ごく普通に考えて、台風の気圧が低いほど風速は大きくなります。台風の気圧が高い低いというのは、平たいお皿と深いどんぶりの違いのようなものです。お皿のふちから水を流すのより、どんぶりのふちから流すほうが、水の勢いが強くなります。この場合は、皿やどんぶりの摩擦の要素が大きいです。今回の台風14号は上陸時気圧935hPaで2000年以降ではもっとも低く気象庁の観測史上でも4番目でした。
気圧が低い=風が強いということで、大分県佐伯市で最大瞬間風速50.4mを観測しました。
この50.4mは秒速ですから、60秒×60分=3600を掛けると、時速181㎞となります。新幹線より少し遅いですが、スポーツカーの屋根にでも乗らないと(乗れないけど)なかなか体感することのできない速度です。
今回、宇部では観測史上最大の瞬間風速34mを観測したということです。時速122㎞になりますが、あまり実感がありません。実は、宇部の最大風速は12.3mでした。

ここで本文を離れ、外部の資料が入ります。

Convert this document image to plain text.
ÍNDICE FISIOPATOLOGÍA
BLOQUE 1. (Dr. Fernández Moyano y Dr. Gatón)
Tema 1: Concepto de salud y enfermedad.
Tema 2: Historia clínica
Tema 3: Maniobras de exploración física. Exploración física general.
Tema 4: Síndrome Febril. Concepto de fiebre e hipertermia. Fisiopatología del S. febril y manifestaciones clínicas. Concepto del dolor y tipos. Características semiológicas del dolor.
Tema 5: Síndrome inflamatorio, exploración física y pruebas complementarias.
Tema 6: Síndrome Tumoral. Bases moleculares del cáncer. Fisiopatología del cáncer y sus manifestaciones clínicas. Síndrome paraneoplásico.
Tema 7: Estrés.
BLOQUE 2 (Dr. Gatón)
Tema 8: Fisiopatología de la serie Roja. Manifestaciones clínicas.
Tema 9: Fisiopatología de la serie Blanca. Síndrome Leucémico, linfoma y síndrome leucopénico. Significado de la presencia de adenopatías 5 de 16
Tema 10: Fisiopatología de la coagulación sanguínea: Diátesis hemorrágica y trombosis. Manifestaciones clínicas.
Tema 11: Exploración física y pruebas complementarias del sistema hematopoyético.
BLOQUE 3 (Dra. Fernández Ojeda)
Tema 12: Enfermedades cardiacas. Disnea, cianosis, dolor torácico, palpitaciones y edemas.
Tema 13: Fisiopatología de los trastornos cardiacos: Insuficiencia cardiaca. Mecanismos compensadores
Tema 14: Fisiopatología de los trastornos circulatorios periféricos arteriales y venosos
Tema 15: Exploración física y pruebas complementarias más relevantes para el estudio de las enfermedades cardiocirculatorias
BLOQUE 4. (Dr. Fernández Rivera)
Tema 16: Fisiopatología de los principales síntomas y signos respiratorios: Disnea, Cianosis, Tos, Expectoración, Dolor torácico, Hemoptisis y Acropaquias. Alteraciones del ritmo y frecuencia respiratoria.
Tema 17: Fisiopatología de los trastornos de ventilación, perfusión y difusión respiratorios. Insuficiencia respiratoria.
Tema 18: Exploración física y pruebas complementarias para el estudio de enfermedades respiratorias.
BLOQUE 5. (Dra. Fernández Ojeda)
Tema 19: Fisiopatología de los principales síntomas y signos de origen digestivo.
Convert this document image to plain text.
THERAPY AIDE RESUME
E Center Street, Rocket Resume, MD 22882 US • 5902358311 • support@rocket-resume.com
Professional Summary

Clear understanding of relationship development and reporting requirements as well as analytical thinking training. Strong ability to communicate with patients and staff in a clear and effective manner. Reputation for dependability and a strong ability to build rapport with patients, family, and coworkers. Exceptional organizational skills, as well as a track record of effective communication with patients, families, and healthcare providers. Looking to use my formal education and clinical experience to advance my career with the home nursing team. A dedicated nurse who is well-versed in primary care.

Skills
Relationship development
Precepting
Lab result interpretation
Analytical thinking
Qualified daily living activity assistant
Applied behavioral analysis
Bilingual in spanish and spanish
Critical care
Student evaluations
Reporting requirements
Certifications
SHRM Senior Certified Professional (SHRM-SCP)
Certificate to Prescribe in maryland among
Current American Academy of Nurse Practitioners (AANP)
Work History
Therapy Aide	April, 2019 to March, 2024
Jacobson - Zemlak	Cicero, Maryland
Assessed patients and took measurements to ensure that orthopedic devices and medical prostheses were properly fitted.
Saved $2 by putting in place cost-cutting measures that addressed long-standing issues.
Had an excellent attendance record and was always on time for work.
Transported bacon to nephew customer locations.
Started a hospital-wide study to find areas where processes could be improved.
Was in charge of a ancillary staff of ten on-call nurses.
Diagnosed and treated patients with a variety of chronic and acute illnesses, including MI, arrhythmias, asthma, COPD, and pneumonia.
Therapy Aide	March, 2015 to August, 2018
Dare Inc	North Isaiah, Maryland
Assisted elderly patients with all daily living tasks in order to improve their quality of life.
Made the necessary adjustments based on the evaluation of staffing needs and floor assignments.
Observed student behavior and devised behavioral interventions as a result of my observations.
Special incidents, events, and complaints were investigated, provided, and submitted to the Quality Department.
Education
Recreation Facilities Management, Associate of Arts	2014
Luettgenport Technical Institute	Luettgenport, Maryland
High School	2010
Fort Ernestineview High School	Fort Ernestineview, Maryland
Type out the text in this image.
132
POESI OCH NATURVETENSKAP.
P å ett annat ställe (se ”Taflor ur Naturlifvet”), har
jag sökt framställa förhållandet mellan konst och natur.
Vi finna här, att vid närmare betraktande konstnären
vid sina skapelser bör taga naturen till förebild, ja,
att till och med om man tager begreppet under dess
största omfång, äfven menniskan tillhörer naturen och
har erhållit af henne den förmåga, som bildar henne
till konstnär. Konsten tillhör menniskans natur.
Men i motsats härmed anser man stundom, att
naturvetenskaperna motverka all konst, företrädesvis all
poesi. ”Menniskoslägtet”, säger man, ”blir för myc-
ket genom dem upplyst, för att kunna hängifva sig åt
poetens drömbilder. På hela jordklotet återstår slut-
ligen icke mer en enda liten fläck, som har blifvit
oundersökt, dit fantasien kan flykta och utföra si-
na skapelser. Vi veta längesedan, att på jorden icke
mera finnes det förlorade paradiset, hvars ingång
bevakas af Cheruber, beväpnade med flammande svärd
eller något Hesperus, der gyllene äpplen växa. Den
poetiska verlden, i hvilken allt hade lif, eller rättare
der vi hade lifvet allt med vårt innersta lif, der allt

風速は風速計で常時測定されているのですが、デジタルに1秒間に4個のデータが記録されます。「最大瞬間風速」は12個、つまり3秒間の計測データの平均値をとって、その最大の値となります。「最大風速」は同じ風速計で2400個、つまり10分間の計測データの平均をとったときの最大の値です。
通常、最大風速と最大瞬間風速の比は1.8倍前後ですが、今回の宇部市の場合は2.8倍もありました。何かの事情で瞬間的な突風が吹いたようです。瞬間最大風速は数字が大きいので報道では大きく取り上げられますが、実際の被害との相関は微妙な感じがします。
台風の移動速度は時速で表されます。14号台風は鹿児島市への上陸時点では北に20㎞/hとなっています。時速20㎞は秒速では5mになります。
台風の進行方向右側では、台風の移動速度+アルファの風速(この場合なら5m以上)が加算されるので、より風が強くなります。台風の移動速度が速くなれば、気圧があまり低くなくても暴風や高波による被害が大きくなることもあります。要注意です。